A workout video posted online, and an aim to create a sense of empowerment among women is where it all started for Tanya Poppett. Now, with a following of more than 352,000 people on Instagram, the energy-filled fitness guru is a daily source of motivation and inspiration for people around the world. Her posts, including new ways to exercise and words of encouragement, have received a reaction she never could have dreamt of.

"It all started with me posting short workout clips which people really responded to," Tanya says. "It grew well beyond my expectation and I have had to learn a lot of what I know about social media along way. I suppose the biggest barrier has been juggling my platform alongside my other passions - teaching and training."

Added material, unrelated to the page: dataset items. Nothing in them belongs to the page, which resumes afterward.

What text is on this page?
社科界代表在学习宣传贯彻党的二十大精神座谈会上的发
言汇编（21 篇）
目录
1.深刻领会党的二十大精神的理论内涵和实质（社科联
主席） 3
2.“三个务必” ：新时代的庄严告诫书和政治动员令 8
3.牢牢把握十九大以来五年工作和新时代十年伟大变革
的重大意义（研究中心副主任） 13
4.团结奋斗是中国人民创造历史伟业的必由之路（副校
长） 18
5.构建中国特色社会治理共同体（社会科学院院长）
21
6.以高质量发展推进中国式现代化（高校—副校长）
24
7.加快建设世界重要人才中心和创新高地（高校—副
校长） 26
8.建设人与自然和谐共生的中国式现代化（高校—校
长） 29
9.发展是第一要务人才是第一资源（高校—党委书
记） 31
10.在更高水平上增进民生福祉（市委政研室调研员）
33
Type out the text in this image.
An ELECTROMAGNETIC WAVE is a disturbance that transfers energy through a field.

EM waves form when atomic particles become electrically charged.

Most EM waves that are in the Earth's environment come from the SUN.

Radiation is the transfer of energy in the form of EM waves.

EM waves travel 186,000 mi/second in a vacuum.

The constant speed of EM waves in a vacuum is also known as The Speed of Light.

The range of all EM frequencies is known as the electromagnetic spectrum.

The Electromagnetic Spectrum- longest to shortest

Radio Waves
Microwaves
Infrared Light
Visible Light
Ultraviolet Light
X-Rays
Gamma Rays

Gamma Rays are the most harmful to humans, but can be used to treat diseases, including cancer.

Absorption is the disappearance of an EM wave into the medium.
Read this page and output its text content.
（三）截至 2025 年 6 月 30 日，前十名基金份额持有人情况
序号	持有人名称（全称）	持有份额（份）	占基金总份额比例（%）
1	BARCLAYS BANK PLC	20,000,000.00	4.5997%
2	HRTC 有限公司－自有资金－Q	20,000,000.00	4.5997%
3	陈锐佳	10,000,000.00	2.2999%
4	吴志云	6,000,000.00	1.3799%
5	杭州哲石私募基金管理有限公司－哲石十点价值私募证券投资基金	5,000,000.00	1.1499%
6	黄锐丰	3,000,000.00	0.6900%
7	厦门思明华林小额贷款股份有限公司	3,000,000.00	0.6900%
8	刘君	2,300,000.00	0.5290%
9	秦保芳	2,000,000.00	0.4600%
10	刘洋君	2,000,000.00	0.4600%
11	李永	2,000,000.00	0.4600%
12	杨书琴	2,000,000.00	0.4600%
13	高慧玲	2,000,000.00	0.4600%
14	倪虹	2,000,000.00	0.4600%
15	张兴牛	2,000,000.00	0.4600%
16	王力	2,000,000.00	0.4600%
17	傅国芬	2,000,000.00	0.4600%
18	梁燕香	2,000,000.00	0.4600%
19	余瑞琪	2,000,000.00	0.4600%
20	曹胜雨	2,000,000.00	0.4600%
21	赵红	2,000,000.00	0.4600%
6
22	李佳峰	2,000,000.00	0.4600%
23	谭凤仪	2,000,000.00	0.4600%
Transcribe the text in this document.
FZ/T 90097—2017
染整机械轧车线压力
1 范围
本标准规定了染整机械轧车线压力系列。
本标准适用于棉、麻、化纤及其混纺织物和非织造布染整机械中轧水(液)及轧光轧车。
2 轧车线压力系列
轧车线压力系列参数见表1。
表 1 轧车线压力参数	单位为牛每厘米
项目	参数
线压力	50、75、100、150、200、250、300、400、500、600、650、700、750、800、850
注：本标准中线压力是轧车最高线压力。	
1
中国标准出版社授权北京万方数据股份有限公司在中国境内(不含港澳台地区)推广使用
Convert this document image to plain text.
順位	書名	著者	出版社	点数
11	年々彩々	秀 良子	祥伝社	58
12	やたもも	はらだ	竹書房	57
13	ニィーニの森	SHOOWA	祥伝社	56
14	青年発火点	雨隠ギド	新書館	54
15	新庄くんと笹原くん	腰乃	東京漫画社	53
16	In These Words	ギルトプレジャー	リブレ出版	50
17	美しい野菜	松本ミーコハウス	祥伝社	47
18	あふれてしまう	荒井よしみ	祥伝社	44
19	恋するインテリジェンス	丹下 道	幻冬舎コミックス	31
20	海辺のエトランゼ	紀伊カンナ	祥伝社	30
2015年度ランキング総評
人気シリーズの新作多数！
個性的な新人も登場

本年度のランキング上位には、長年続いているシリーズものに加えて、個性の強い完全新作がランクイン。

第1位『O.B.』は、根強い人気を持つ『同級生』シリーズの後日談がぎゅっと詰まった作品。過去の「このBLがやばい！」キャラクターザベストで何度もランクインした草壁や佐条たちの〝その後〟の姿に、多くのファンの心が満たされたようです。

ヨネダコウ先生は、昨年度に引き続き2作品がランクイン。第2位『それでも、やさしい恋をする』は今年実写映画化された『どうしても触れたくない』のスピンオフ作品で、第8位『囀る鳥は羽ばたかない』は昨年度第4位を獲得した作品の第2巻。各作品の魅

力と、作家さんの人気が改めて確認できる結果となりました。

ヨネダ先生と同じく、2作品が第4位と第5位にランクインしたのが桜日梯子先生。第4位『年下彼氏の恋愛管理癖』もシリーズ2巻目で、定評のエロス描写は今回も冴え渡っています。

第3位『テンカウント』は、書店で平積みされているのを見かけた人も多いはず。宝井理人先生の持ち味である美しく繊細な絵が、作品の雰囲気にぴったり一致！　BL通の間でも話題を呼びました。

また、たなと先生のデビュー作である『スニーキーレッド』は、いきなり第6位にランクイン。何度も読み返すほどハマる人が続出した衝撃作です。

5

A post shared by Tanya Poppett (@tanyapoppett) on

Tanya, who studied a Bachelor of Primary Education at UOW, ultimately says her business is about balance. As she manages her work, her passions and her fitness, creating balance is an act she has learnt to master.

"I job-share teaching twice a week and work as a trainer on my other days: working with my own clients, contracting with brands and creating content for my 'Train with Tanya' workout app," she says. "My main goal is to encourage women to use exercise as empowerment rather than punishment; taking the ideals away from burning calories, having defined abs or looking a certain way and moving towards fitness for function, resilience and overall health."

Tanya's passion to influence and motivate other women originated with the women in her own family. Her mother and eldest sister were both trainers who she says she was inspired by.

"Health and fitness is something I've been passionate about for a big part of my life," she says. "I first started my account as a way to show some friends who were struggling with balance little ways they can add some healthy aspects to their lifestyle. From there it grew and I saw that my little workout clips were actually helping people all around the world."